New Evidence that Exercise is not Key to Weight Control

Physical activity has many proven health benefits, ranging from reducing the risk of heart disease, diabetes, and cancer to improving mental health and mood. People who are physically active tend to be healthier and live longer. But while physical activity burns calories, it also increases appetite, and people may compensate by eating more or by being less active the rest of the day.

Some experts have suggested that a decline in physical activity, especially in the workplace, has been a key contributor to the obesity epidemic. But research such as the new Loyola study, in which physical activity is objectively measured and participants are followed over time, has not found a meaningful relationship between weight gain and physical activity.

Previous research has found that when people are asked about their physical activity, they tend to overstate the amount they do. To provide a more objective measure, participants wore tracking devices called accelerometers on their waists for a week.
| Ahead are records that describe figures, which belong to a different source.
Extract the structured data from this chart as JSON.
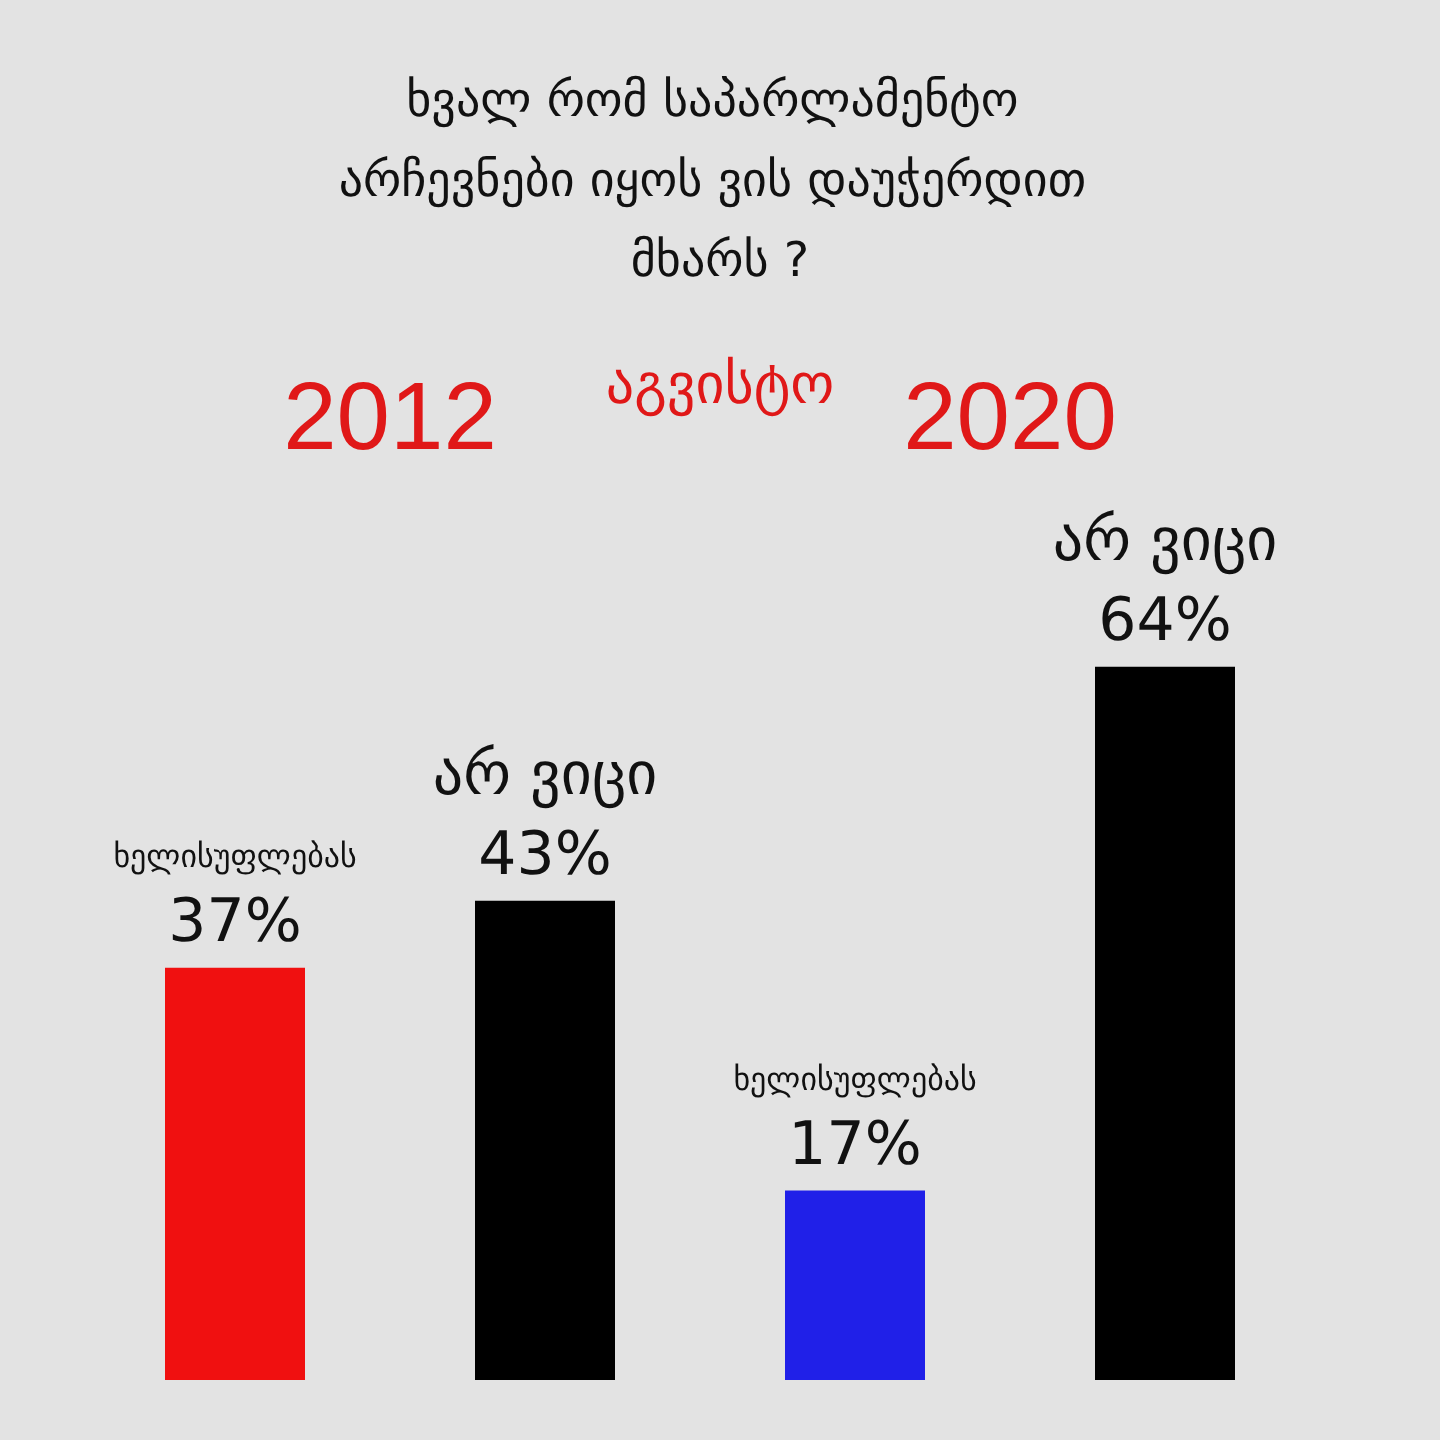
{
  "chart_data": {
    "type": "bar",
    "title": "ხვალ რომ საპარლამენტო არჩევნები იყოს ვის დაუჭერდით მხარს ?",
    "subtitle": "აგვისტო",
    "categories": [
      "ხელისუფლებას",
      "არ ვიცი",
      "ხელისუფლებას",
      "არ ვიცი"
    ],
    "values": [
      37,
      43,
      17,
      64
    ],
    "colors": [
      "#f01010",
      "#000000",
      "#2020e8",
      "#000000"
    ],
    "value_labels": [
      "37%",
      "43%",
      "17%",
      "64%"
    ],
    "annotations": [
      "2012",
      "2020"
    ]
  }
}
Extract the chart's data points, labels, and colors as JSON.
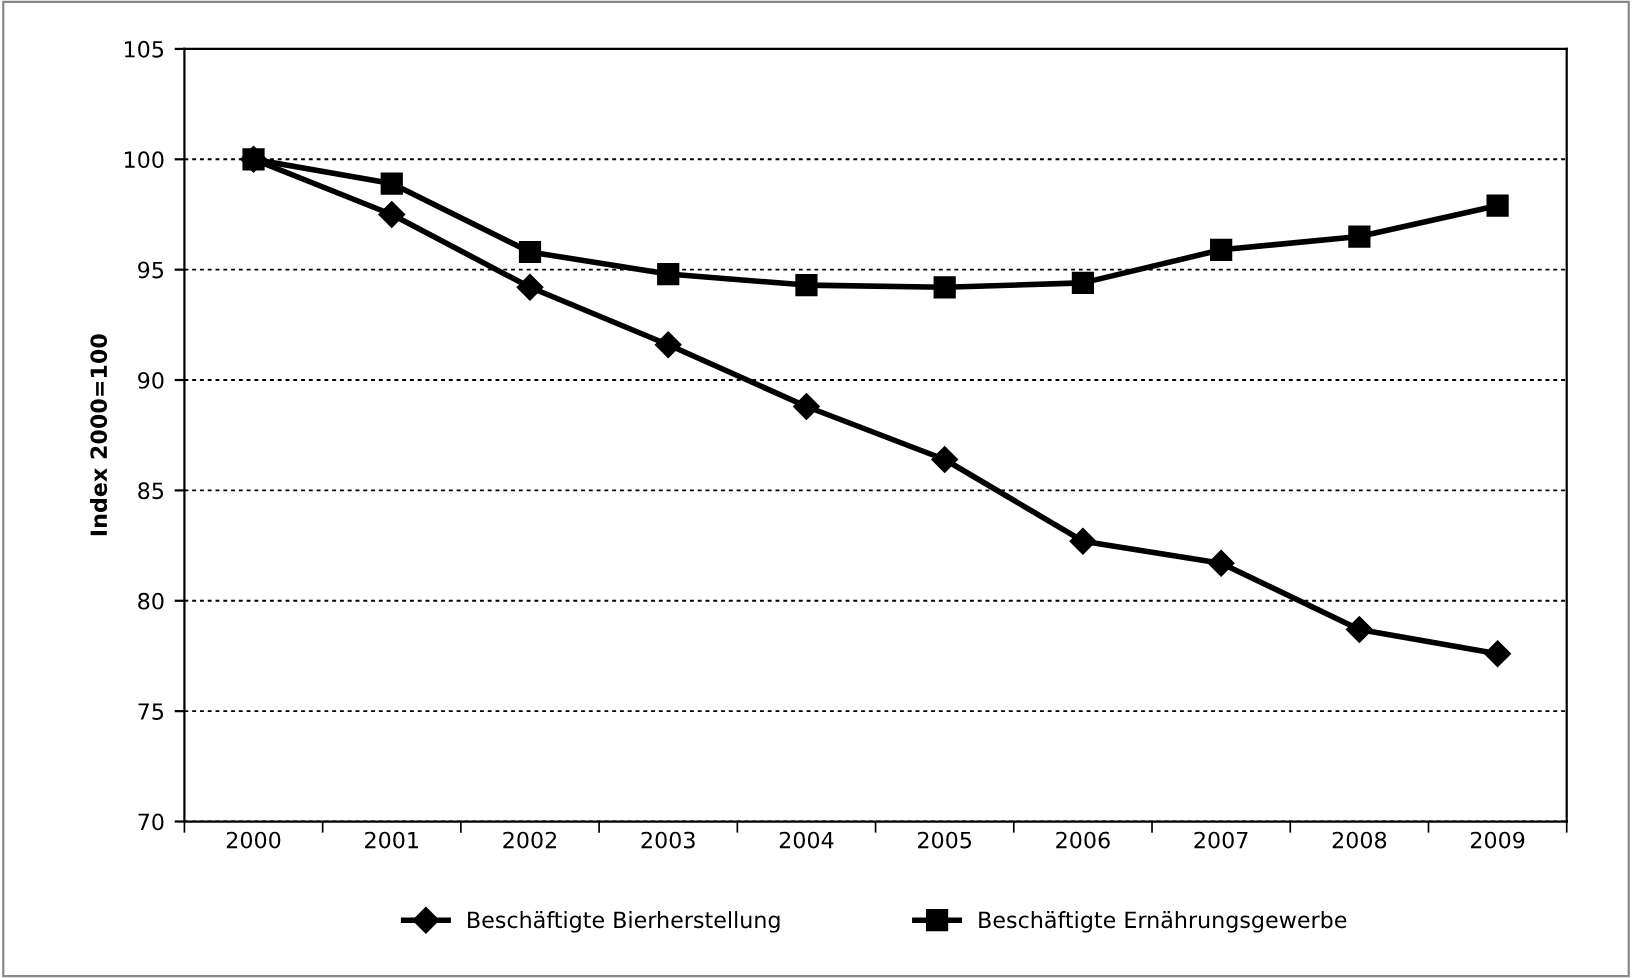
{
  "chart_data": {
    "type": "line",
    "ylabel": "Index 2000=100",
    "categories": [
      "2000",
      "2001",
      "2002",
      "2003",
      "2004",
      "2005",
      "2006",
      "2007",
      "2008",
      "2009"
    ],
    "series": [
      {
        "name": "Beschäftigte Bierherstellung",
        "color": "#000000",
        "marker": "diamond",
        "values": [
          100,
          97.5,
          94.2,
          91.6,
          88.8,
          86.4,
          82.7,
          81.7,
          78.7,
          77.6
        ]
      },
      {
        "name": "Beschäftigte Ernährungsgewerbe",
        "color": "#000000",
        "marker": "square",
        "values": [
          100,
          98.9,
          95.8,
          94.8,
          94.3,
          94.2,
          94.4,
          95.9,
          96.5,
          97.9
        ]
      }
    ],
    "ylim": [
      70,
      105
    ],
    "yticks": [
      70,
      75,
      80,
      85,
      90,
      95,
      100,
      105
    ],
    "grid": "y",
    "legend": "bottom",
    "line_style": "solid"
  }
}
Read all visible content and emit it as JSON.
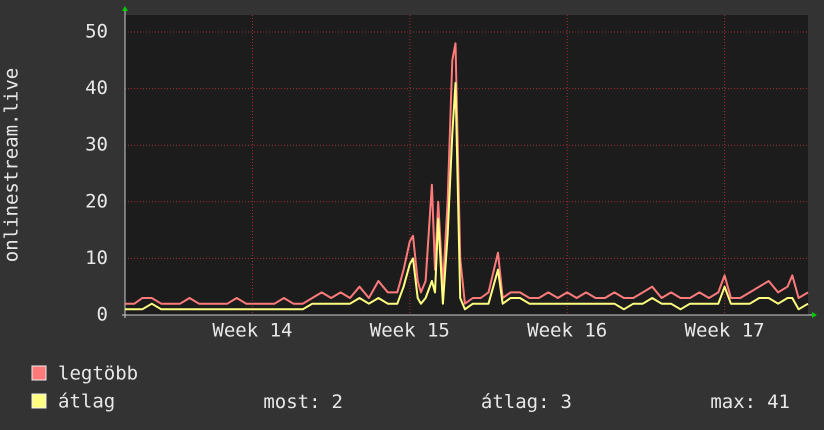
{
  "chart_data": {
    "type": "line",
    "y_label": "onlinestream.live",
    "x": [
      13.19,
      13.25,
      13.3,
      13.36,
      13.42,
      13.48,
      13.54,
      13.6,
      13.66,
      13.72,
      13.78,
      13.84,
      13.9,
      13.96,
      14.02,
      14.08,
      14.14,
      14.2,
      14.26,
      14.32,
      14.38,
      14.44,
      14.5,
      14.56,
      14.62,
      14.68,
      14.74,
      14.8,
      14.86,
      14.92,
      14.96,
      15.0,
      15.02,
      15.05,
      15.07,
      15.1,
      15.14,
      15.16,
      15.18,
      15.21,
      15.24,
      15.27,
      15.29,
      15.32,
      15.35,
      15.4,
      15.45,
      15.5,
      15.56,
      15.59,
      15.64,
      15.7,
      15.76,
      15.82,
      15.88,
      15.94,
      16.0,
      16.06,
      16.12,
      16.18,
      16.24,
      16.3,
      16.36,
      16.42,
      16.48,
      16.54,
      16.6,
      16.66,
      16.72,
      16.78,
      16.84,
      16.9,
      16.96,
      17.0,
      17.04,
      17.1,
      17.16,
      17.22,
      17.28,
      17.34,
      17.4,
      17.43,
      17.47,
      17.53
    ],
    "series": [
      {
        "name": "legtöbb",
        "color": "#ff7b7b",
        "values": [
          2,
          2,
          3,
          3,
          2,
          2,
          2,
          3,
          2,
          2,
          2,
          2,
          3,
          2,
          2,
          2,
          2,
          3,
          2,
          2,
          3,
          4,
          3,
          4,
          3,
          5,
          3,
          6,
          4,
          4,
          8,
          13,
          14,
          6,
          4,
          6,
          23,
          8,
          20,
          5,
          20,
          45,
          48,
          10,
          2,
          3,
          3,
          4,
          11,
          3,
          4,
          4,
          3,
          3,
          4,
          3,
          4,
          3,
          4,
          3,
          3,
          4,
          3,
          3,
          4,
          5,
          3,
          4,
          3,
          3,
          4,
          3,
          4,
          7,
          3,
          3,
          4,
          5,
          6,
          4,
          5,
          7,
          3,
          4
        ]
      },
      {
        "name": "átlag",
        "color": "#ffff80",
        "values": [
          1,
          1,
          1,
          2,
          1,
          1,
          1,
          1,
          1,
          1,
          1,
          1,
          1,
          1,
          1,
          1,
          1,
          1,
          1,
          1,
          2,
          2,
          2,
          2,
          2,
          3,
          2,
          3,
          2,
          2,
          5,
          9,
          10,
          3,
          2,
          3,
          6,
          4,
          17,
          2,
          14,
          32,
          41,
          3,
          1,
          2,
          2,
          2,
          8,
          2,
          3,
          3,
          2,
          2,
          2,
          2,
          2,
          2,
          2,
          2,
          2,
          2,
          1,
          2,
          2,
          3,
          2,
          2,
          1,
          2,
          2,
          2,
          2,
          5,
          2,
          2,
          2,
          3,
          3,
          2,
          3,
          3,
          1,
          2
        ]
      }
    ],
    "xlim": [
      13.19,
      17.53
    ],
    "xticks": [
      {
        "value": 14,
        "label": "Week 14"
      },
      {
        "value": 15,
        "label": "Week 15"
      },
      {
        "value": 16,
        "label": "Week 16"
      },
      {
        "value": 17,
        "label": "Week 17"
      }
    ],
    "ylim": [
      0,
      53
    ],
    "yticks": [
      0,
      10,
      20,
      30,
      40,
      50
    ],
    "grid": true,
    "stats": [
      {
        "label": "most:",
        "value": 2
      },
      {
        "label": "átlag:",
        "value": 3
      },
      {
        "label": "max:",
        "value": 41
      }
    ]
  }
}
At the initial visit, Ghana participants had the lowest average weights (139 pounds for both men and women), and Americans the highest weights (202 pounds for women, 206 pounds for men). Ghanaians also were fitter than Americans. Seventy-six of Ghanaian men and 44 percent of Ghanaian women met the U.S. Surgeon General physical activity guidelines, while only 44 percent of American men and 20 percent of American women met the guidelines. The guidelines recommend doing at least two and a half hours of moderate-intensity aerobic exercise (such as brisk walking) per week.

Researchers did not find any significant relationships between the sedentary time at the initial visit and subsequent weight gain or weight loss. The only factors that were significantly associated with weight gain were weight at the initial visit, age, and gender.